Ich setze mich leidenschaftlich für bessere Chancen für junge Technologieunternehmen ein. Denn sie sind die Basis für unsere Wettbewerbsfähigkeit auf den Weltmärkten und für neue Arbeitsplätze. Besonders am Herzen liegen mir dabei Reformen im Bildungssystem, Erleichterungen für Unternehmensgründungen, und eine noch breitere Forschungsförderung besonders für den Mittelstand.

5. Worin sehen Sie die großen Herausforderungen für unser Land?
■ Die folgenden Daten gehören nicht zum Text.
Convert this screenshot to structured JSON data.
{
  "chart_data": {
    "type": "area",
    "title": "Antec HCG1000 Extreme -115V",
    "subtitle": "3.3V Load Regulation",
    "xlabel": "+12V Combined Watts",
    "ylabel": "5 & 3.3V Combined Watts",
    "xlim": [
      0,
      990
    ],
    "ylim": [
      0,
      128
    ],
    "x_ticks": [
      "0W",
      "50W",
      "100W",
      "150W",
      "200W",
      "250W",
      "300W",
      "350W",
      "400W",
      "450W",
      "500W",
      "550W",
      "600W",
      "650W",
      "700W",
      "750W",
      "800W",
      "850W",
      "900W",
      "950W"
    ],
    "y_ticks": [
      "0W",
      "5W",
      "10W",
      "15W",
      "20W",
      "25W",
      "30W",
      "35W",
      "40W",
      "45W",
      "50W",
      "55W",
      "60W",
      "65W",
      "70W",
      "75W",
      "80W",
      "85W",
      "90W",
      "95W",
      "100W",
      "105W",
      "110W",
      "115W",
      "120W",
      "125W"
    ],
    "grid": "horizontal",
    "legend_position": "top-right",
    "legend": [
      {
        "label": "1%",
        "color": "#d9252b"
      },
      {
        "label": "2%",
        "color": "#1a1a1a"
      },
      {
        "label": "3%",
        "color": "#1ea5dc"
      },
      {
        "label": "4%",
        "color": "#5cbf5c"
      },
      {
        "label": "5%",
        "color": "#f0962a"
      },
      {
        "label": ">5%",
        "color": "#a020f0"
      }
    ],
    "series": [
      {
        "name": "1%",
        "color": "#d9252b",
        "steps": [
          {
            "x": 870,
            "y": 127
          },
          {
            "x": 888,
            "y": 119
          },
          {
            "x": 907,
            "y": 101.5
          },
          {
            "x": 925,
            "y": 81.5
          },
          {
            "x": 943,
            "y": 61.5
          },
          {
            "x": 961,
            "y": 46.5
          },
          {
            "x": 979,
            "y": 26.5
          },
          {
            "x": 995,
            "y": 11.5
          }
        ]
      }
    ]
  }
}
Eine der wichtigsten Fragen lautet: Wie geht es weiter mit unserer Sozialen Marktwirtschaft? Sie ist mehr als eine Wirtschaftsordnung. Sie ist eine Gesellschaftsordnung, die uns hilft, unsere wachstumsorientierte Politik mit klaren Regeln und sozialem Ausgleich, mit sozialem Frieden zu verbinden.

6. Warum sollen die Bürgerinnen und Bürger CDU wählen?

Wir werden mehr in die Zukunft, in Bildung, Wissenschaft und Infrastruktur investieren. Wir werden sobald wie möglich Bürger und Unternehmen stärker entlasten.
Wir haben die Kraft dazu, Deutschland und uns alle in eine gute Zukunft zu führen.

7. Was halten Sie eigentlich von den politischen Zielen der SPD?

Ich will es einmal so sagen: Viele Umfragen zeigen, dass die Bürgerinnen und Bürger nicht darauf vertrauen, dass die SPD die Probleme, vor denen wir heute stehen, lösen kann.
Außerdem bin ich nicht sicher, wie die SPD wirklich zur Linkspartei steht. Auch die Hälfte der SPD-Wähler glaubt ihren eigenen Kandidaten nicht, dass sie nach der Wahl unter keinen Umständen mit der Linkspartei zusammenarbeiten.

8. Wie entspannen Sie sich von Ihrer politischen Tätigkeit?

Bei einem guten Buch am Gartenteich oder im Winter am Kamin, und natürlich in Gesprächen mit meiner Frau, die mich mit Fröhlichkeit erträgt.
Und wenn dann die ganze Familie mit den sieben Enkelkindern zusammenkommt, ist dies für mich Entspannung pur.

9. Was bringt Sie auf die Palme?

Tricksereien.

10. Wie halten Sie sich fit?

Jeden Morgen 10 Minuten Gymnastik, und das seit vielen Jahren.

11. Ihr Rezept gegen (Motivations-)Krisen?

Da sage ich mir dann: Das hast Du auch schon früher überstanden.

12. Ihr persönliches Lebensmotto?

Wenn wir etwas guten Mutes gemeinsam anpacken, dann wird es uns gelingen.